15 thoughts on “New twist on old New Year’s column idea”

  1. Wishing you a very Happy New Year with a resolution to read and respond your columns.

    Best Regards,

    Margaret SCHERNECKE

      1. In no particular order 😀😁👍🤣🙃🤔🤗👍🤫👍👍🙃🤣🤣👍👍
        Happy New Year!

    Well done, pallie !
    I knew something was up with you as soon as I saw Billy Penn’s back and you deleted my people.
    Then you go and pick on little Jimmy. I heard ( from an unreliable source ) that the Columbus statue is long gone. In its place is a blow up doll resembling another ( near ) famous Philly person.
    In truth. The only good thing that I can say about Congresswoman Scanlon, is that she is a VET and I thank her for her service.
    see ya next year !

  3. Happy 2022 Sir Stu…my resolution is to not make lofty promises of self improvement or statements that create an endless loop of ironic personal prophecy…ah, well there’s always 2023.

  4. Have I told you lately that I love you?

    Thanks for making me smile and take a deep, cleansing breath on the last day of this dumpster fire of a year, which is sizing up to become a dumpster fire of a decade if something doesn’t give soon.

    Wishing you the best for 2022!

  5. Happy New Year Stu and fellow readers! Decided, No resolutions for me in 2022, they never seem to work out and drive unrealistic expectations/stress. Gonna keep it real, keep “living the dream”, and as always hoping for more fantasies than nightmares!

    Wishing a healthy and happy 2022 for all.

  6. For New Year’s consideration of topics for editors to research and address, here is something that has puzzled me since I was a pup: we are told in the Bible (can I use that word?) that after Moses led the Jewish people from bondage in Egypt, they eventually wound up in the desert, where they wandered for 40 years as punishment for an offense against you-know-who. Now, if they moved ONE MILE A DAY, in 40 years they would have wandered 14,600 miles. Talk about getting lost! Editors take note.

    1. Vince,
      And that was in a circle !
      Everybody knows that one leg is shorter than the other, which means that you’re either going clockwise or counter clockwise.
      Got that straight, Vince ?!?

      1. I knew there was a logical explanation! I’ve been going around in circles since I learned to walk, and I’m a Christian. So, it’s not a Jewish thing!
        Now here is something I learned only yesterday (again, a topic for an editor): The most famous voice in all of moviedom is that of Mel Blanc, voice of Bugs Bunny, Daffy Duck, Porky Pig, Yosemite Sam, Tweety Bird, Sylvester the cat, Pepe Le Pew, etc., etc. Do you know the ONLY voice of the Warner Brothers cartoons Mel Blanc didn’t do? (Drum roll): It was the voice of Elmer Fudd.

  7. I do a 12 days of Christmas list that touches on local characters that only in Philly could they hold positions that call for leadership, common sense and ability the opposites of their talent. But I do enjoy the dry and sometimes wet humor from a renowned author. I find the Chinese really know how to celebrate their New Year as it lasts 15 days.
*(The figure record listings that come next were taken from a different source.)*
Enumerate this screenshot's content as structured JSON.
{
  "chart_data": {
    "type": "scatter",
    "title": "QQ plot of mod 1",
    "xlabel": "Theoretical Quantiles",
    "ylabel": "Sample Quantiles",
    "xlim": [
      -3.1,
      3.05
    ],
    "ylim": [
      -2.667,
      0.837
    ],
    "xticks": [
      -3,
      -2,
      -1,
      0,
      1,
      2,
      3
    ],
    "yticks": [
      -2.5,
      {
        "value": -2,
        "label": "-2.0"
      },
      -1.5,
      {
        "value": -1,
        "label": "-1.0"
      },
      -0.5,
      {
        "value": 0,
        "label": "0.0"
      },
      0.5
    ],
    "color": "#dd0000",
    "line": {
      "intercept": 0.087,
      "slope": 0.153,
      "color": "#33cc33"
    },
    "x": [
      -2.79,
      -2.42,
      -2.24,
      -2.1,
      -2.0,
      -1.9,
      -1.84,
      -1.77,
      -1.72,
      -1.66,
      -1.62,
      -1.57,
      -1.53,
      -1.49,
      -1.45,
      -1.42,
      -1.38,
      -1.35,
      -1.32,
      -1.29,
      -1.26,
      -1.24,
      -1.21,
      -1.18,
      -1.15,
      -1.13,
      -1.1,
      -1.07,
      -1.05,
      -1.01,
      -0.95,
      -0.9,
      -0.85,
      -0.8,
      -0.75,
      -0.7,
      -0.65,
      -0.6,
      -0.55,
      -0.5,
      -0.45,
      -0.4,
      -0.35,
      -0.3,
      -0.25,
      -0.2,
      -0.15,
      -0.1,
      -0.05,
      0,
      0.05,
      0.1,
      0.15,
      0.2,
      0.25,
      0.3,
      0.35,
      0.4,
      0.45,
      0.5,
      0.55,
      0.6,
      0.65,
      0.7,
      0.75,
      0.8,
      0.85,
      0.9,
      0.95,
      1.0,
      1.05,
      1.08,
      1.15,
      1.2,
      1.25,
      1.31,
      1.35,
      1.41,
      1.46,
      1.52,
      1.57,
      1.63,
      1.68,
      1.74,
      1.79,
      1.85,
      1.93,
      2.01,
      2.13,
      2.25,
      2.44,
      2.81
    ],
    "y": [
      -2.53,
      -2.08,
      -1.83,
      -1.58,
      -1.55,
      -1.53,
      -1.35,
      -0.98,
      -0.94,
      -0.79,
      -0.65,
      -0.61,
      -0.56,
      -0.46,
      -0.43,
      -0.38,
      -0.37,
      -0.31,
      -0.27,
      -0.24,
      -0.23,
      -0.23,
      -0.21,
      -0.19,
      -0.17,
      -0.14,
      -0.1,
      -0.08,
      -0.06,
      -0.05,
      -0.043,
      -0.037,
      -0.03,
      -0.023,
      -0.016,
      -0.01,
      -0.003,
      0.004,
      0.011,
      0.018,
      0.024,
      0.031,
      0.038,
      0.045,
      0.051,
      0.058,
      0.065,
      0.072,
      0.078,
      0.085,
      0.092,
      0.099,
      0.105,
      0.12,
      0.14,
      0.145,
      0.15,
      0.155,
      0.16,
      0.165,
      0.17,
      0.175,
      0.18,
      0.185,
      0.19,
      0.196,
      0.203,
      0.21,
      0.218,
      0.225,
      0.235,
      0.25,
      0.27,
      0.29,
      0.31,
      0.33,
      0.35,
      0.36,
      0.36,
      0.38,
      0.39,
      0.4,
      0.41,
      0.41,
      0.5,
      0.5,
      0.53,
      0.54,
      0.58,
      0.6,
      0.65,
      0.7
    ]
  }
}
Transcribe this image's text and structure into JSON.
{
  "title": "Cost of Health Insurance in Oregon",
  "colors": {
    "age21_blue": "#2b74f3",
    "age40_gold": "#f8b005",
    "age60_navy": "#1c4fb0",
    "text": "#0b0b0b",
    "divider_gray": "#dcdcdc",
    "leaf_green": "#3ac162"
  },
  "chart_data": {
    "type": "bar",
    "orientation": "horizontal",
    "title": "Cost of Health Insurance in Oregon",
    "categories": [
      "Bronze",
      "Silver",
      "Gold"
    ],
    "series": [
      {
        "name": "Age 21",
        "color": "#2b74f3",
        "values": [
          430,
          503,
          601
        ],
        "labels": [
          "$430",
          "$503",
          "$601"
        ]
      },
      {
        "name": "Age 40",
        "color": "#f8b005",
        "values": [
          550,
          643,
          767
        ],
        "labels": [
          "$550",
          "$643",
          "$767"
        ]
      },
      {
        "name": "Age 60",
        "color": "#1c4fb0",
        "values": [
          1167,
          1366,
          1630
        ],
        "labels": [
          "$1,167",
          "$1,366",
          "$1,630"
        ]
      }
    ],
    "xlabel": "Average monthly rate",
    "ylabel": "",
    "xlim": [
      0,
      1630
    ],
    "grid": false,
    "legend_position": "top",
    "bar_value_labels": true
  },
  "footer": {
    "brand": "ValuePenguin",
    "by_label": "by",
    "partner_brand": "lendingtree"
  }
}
This year their electric cars will be selling in Europe and in America for half the price of ours. Damn Union contracts. A statue submitted for approval by the Public Art Committee has Kenny facing backward from every direction. Krasner finally backs his usual misinformation at press conferences by going to the police firing range with Outlaw and becomes the first progressive to literally “shoot himself in the foot.” And may his six hundred and first homicide be Mumia. I wish you a great New Year Stu as I withdraw from almost all of the social media to finish a legacy in some written form for my grandchildren and will include various unsolved crimes where the perpetrators are now deceased.